Intervista a Toni Servillo che a Bologna ha ricevuto la Laurea ad Honorem in Discipline della musica e del teatro.
«Attore si nasce ma si diventa. Le capacità naturali vanno rigorosamente affinate nella tecnica, poi bisogna far sparire la tecnica, come nelle arti marziali, si recupera il movimento naturale della difesa e dell’attacco, fino a non pensarlo più mentre il corpo agisce per intuito profondo». Così Toni Servillo a Bologna, nell’Aula Magna di Santa Lucia stracolma, dopo aver ricevuto la laurea ad honorem in Discipline della musica e del teatro. Durante la sua lectio magistralis, il protagonista de “La grande bellezza”, ha voluto ricordare i maestri che lo hanno influenzato, da Eduardo De Filippo a Louis Jouvet, passando per Leo De Bernardinis, poi Luca Ronconi scomparso di recente. Visibilmente emozionato e a tratti commosso, il neodottore Toni Servillo ha posto l’accento sulla professione dell’attore per poi concludere: «Si sceglie un mestiere per realizzarsi. Insomma, una vocazione è un miracolo da compiere con se stessi».
Dopo David di Donatello, Nastri d’argento e Oscar, è davvero così emozionato davanti a una laurea?
Sì, l’emozione è veramente molto grande. Ho lasciato gli studi perché il teatro è iniziato a diventare molto presto una professione, questa è la mia prima laurea. E’ un titolo che arriva da una città e da un’Università a cui sono molto legato per tante ragioni e viene da un Rettore che sei anni fa ho accompagnato nella giornata della sua investitura. Davvero non saprei trovare altre parole…
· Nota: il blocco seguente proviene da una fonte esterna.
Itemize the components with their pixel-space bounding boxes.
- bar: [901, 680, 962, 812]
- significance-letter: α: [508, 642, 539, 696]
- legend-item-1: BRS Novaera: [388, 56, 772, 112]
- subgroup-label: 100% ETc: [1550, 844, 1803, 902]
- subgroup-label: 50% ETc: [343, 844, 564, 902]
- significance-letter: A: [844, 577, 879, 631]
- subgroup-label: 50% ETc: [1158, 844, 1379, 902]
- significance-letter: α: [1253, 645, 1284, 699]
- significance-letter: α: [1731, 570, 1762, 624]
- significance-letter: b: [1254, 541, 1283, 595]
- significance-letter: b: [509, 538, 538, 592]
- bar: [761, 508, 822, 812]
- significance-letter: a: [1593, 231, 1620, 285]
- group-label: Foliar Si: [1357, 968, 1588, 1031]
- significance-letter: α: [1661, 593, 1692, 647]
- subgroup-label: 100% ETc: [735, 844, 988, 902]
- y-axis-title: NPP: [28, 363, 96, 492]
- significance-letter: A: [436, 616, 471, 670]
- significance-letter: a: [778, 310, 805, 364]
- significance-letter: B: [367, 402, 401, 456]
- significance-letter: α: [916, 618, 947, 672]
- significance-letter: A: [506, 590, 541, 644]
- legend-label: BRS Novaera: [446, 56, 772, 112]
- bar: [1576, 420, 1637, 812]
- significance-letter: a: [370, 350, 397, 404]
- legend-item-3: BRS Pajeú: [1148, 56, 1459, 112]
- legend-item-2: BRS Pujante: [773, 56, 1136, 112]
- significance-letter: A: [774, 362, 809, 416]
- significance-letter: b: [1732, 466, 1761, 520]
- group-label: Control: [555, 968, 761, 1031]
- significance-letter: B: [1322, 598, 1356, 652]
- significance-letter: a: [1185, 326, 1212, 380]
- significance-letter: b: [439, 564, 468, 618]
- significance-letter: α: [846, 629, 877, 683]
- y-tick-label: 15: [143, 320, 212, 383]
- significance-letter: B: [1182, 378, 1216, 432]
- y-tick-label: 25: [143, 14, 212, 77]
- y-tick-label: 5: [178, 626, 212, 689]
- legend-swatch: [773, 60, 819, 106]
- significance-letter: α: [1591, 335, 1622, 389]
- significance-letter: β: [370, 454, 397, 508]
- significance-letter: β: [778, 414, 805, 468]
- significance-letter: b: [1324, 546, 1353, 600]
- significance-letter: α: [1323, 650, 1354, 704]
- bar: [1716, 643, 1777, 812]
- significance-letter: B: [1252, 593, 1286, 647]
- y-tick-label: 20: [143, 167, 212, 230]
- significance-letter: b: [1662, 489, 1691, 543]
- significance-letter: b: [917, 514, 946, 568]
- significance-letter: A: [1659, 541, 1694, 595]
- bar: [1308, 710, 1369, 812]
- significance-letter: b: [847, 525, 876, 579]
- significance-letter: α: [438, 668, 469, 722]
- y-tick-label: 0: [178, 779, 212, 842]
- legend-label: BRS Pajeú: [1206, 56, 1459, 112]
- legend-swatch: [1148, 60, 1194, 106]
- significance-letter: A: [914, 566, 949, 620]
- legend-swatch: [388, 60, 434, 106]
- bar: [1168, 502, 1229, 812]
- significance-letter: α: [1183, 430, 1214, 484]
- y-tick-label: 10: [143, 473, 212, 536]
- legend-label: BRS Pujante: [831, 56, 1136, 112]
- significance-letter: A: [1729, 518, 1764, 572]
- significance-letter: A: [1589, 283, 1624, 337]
A chi vuole dedicare la laurea?
Agli studenti del Dipartimento della laurea in teatro musica e scienze dello spettacolo. Ai giovani che studiano materie come cinema, musica, teatro e che intendono fare questa nobile professione che è l’attore.
Qual è lo stato di salute del mondo del cinema e del teatro in Italia?
E’ una domanda difficile soprattutto in questa circostanza. Sono sotto gli occhi di tutti, i riconoscimenti internazionali che ha avuto ultimamente il cinema italiano con Sorrentino, con Garrone, con Alice Rohrwacher. Ecco, a fronte di un rinnovamento piuttosto importante che vedo nel cinema ed anche nel teatro, quest’ultimo purtroppo colpevolmente meno seguito dai media rispetto al cinema, non sempre corrisponde l’investimento che le istituzioni in generale, debbono operare perché lo stesso rinnovamento trovi stabilità e serenità di percorso.
Con questo riconoscimento entra nel mondo accademico…
Resto un attore onorato di ciò che mi è stato dato in una disciplina in cui ritengo di aver sul campo conquistato qualche piccola autorità. Se mi fosse stato dato in filologia romanza non l’avrei accettato perché avrei sentito di usurpare il lavoro di altri.
Servillo che rapporto ha con Bologna?
Sono molto legato a questa città perché qui ho avuto un momento di formazione importante nel teatro, ho avuto la fortuna di fare ben due spettacoli con Leo De Bernardinis che è stato un artista che ha lavorato molto in questa città ed uno dei maestri più importanti nella mia vita. Bologna ha espresso dal punto di vista intellettuale una numerosa quantità di studiosi che si sono occupati in maniera seria e profonda di storia del teatro, di approfondimento sul mestiere dell’attore. Ne cito due per tutti a cui sono molto legato e che sono scomparsi: Claudio Meldolesi e Fabrizio Cruciani, sono autori che hanno lavorato in questa città e sui cui libri mi sono formato. Poi ci sono tantissime altre amicizie ma rimarrei nell’ambito del significato universitario della giornata.
Bologna si sta preparando a ricordare Lucio Dalla. Anche lui era un suo amico…
Ho avuto la fortuna di conoscerlo perché seguiva i miei spettacoli a Bologna e questo lo dico perché dimostra, anche se è nota a tutti, la curiosità e l’umanità intellettuale di Dalla. Da lì è nata un’amicizia e un affetto profondo per cui ogni volta che io passavo da Bologna c’era sempre modo di trascorrere ore piacevoli insieme.